On March 2, the owners of Fitness Premiere in Little Rock, AR, realized the importance of having a well-written waiver form. On that day, a judge threw out a case in which a member who was injured while doing personal training at the facility sued Fitness Premiere and a personal trainer for her injuries. The member had signed a waiver form with the club when she joined, and prior to engaging in personal training, she signed a waiver form with the trainer, who was an independent contractor at the club.
“The waiver became the most important part of the litigation,” Ken Reinig, senior vice president of Association Insurance Group, a Division of Thomco, says about this case. (Although his Lakewood, CO-based company insures fitness facilities, it was not the insurance company for Fitness Premiere.) “The judge threw it out. Even though there was a serious injury involved, the waiver held up.”
Waivers are a contract by which people who execute the waiver give up their right to sue and make a claim on the basis of the activities released in the document, which is typically negligence.
Waivers have been subject to hundreds of cases against health and fitness facilities, says David Herbert, attorney with David L. Herbert and Associates, Canton, OH. Herbert also owns PRC Publishing, which provides information to professionals in legal, medical, sports, fitness and other provider fields.
Most of the lawsuits against health clubs result in a successful defense, Herbert says, partly due to better draftsmanship of releases and waivers today and partly because waivers are designed to limit the liability of those providing services deemed by the courts to be nonessential, which most courts consider health club services to be. Waivers are less likely to hold up in cases that involve essential services, such as health care.
Louisiana, Montana and Virginia, however, do not uphold waivers, mostly because of public policy that the courts in those states have determined should prohibit the use of those waivers, Herbert says. In those states, club operators should use an express assumption of risk form.
“That won’t release you from your own negligence, but it will release you from injuries that arise out of the activity,” Herbert says.
Although waivers (or express assumption of risk forms) are a good way to limit liability, club operators also should have a good risk management program and good insurance, says Doyice Cotten, an emeritus professor of sport management at Georgia Southern University, Statesboro, GA, where he taught graduate and undergraduate courses in sport law and risk management. Cotten writes waivers for health club operators and has written a book on the topic titled “Waivers and Releases of Liability.”
The cost of writing a waiver could be nothing if you do it on your own, or it could be $500 if someone such as Cotten writes it. The cost could rise to $1,000 or more if an attorney writes it.
“If you have a waiver that is going to be successful in barring a suit that could be for millions of dollars, that is an effective risk management tool, and that is a small cost,” Herbert says.
Some insurance companies require that fitness facilities have waiver forms before they will ensure them. However, Reinig’s company gives its clients a suggested waiver form and recommends they get waivers signed, but it does not require it.

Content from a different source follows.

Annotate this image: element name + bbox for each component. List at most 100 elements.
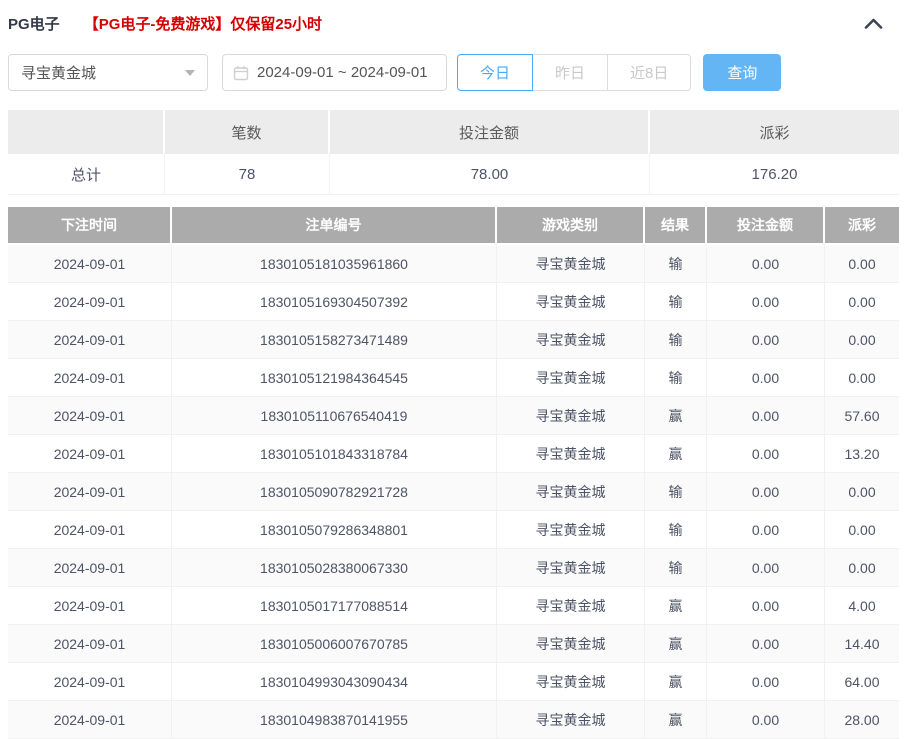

If a waiver is a requirement and someone ends up not signing a waiver for some reason, then a club is at more risk for a lawsuit because the club would not be in compliance with its insurance company, Reinig says.
“The big thing with the waiver is that it is definitely better to have one than not to have one,” Reinig says. “A waiver puts members on notice that they must let the club know if they have a physical problem or limitation rather than the staff making that determination.”
Reinig adds, “It puts the onus on the member to be responsible for their own health and ability to work out.”
But what are club operators to do about liability related to children in the club? Some states will recognize waivers for children under 18, but those waivers must be signed by parents, not the children, as minors can never waive their own rights, says Don Ornelas Jr., attorney with Agajanian, McFall, Weiss, Tetreault & Crist LLP, Los Angeles. At of the end of 2011, minor waivers were enforced in Alaska, Arizona, California, Colorado, Connecticut, Florida, Hawaii, Indiana, Michigan, North Dakota, Ohio and Wisconsin.
Ornelas, who drafts waivers and defends health clubs in lawsuits, says that in states where minor waivers are not allowed, club operators could simply rely upon the assumption of risk defense, which is applicable in almost every state. Or, they still could ask parents to sign a waiver in hopes that it would act as a deterrent to lawsuits if an incident occurs. However, even with a signed waiver, a child still can sue the club when he or she turns 18.
In some states, parents can agree to indemnify the club in the event that the child brings a claim against the entity as an adult, Herbert says. By signing an indemnification agreement, the parents agree to pay any judgment that is rendered against the club by the child.
“Some courts have looked at that and accepted that, and others have not,” Herbert says.
Once signed, a well-written waiver should be good forever, Reinig and Cotten say, but operators must ensure they review their waivers with their lawyers regularly to see if anything needs updating because of new case law or because of changes at the club, such as adding an aquatics area that might have additional risks.
Despite concerns about minor waivers as well as states that do not uphold waivers, many experts agree that fitness facility operators should spend the time and money putting together good waivers.
“Waivers are very effective in limiting a club’s liability,” Herbert says. “They are a very good risk management tool.”